I understand what confidence intervals are and how we interpret them, but I guess one thing that I never realized in understanding this concept was what exactly the single confidence interval estimate we provide actually means. So as an example, say we find a 95% confidence interval for a parameter estimate $\beta$. Say we got a point estimate $\hat{\beta}$ as well as the necessary standard error, $\text{s}(\hat{\beta})$ and critical value (we'll use a t-statistic here), $t(1-\alpha; n-p)$. So we go on to construct a confidence interval:
$$ \hat{\beta} \pm t(1-\frac{\alpha}{2}; n-p)\cdot\text{s}(\hat{\beta})$$
So the interpretation of this is that over repeated sampling, 95% of the constructed interval estimates will contain the true value of the parameter. But as you see above in practice I calculated a confidence interval explicitly.
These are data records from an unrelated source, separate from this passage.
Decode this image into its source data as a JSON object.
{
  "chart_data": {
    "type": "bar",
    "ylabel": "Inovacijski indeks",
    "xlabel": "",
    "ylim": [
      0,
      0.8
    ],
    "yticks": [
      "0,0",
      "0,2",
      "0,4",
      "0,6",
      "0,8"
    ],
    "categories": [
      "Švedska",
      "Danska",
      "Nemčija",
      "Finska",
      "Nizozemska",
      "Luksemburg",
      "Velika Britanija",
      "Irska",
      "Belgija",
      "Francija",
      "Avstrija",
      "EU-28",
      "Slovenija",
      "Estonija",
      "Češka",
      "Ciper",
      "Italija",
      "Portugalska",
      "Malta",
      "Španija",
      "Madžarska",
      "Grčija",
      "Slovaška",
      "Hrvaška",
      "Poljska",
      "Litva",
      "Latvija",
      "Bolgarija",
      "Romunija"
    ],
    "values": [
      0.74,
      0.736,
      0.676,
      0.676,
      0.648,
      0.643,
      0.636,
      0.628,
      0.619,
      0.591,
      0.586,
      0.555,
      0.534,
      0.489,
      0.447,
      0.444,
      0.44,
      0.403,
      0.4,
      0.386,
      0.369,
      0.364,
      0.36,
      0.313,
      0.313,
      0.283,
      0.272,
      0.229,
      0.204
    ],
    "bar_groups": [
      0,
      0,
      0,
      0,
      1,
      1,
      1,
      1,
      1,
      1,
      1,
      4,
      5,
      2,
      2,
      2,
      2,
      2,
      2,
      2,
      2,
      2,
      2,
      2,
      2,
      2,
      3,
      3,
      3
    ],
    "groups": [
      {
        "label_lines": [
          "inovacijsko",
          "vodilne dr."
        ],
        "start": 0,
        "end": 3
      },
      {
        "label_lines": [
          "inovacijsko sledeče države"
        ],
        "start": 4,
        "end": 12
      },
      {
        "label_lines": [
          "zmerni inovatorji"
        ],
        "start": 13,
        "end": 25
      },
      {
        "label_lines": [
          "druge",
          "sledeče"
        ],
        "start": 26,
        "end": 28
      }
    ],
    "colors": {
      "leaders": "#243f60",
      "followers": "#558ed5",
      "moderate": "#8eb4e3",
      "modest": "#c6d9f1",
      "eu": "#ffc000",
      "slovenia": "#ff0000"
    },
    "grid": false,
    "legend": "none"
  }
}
So how do we frame this with regards to the whole notion of confidence intervals? Would I say this one explicitly calculated confidence interval is one of the possible intervals that would arise 95% of the time? What is it I'm missing in the understanding of this?
I'm aware of the popular post: What, precisely, is a confidence interval? and actually I have it saved as a bookmark. The overall idea of the CI is not what I'm stuck on it is these sort of individual outputs.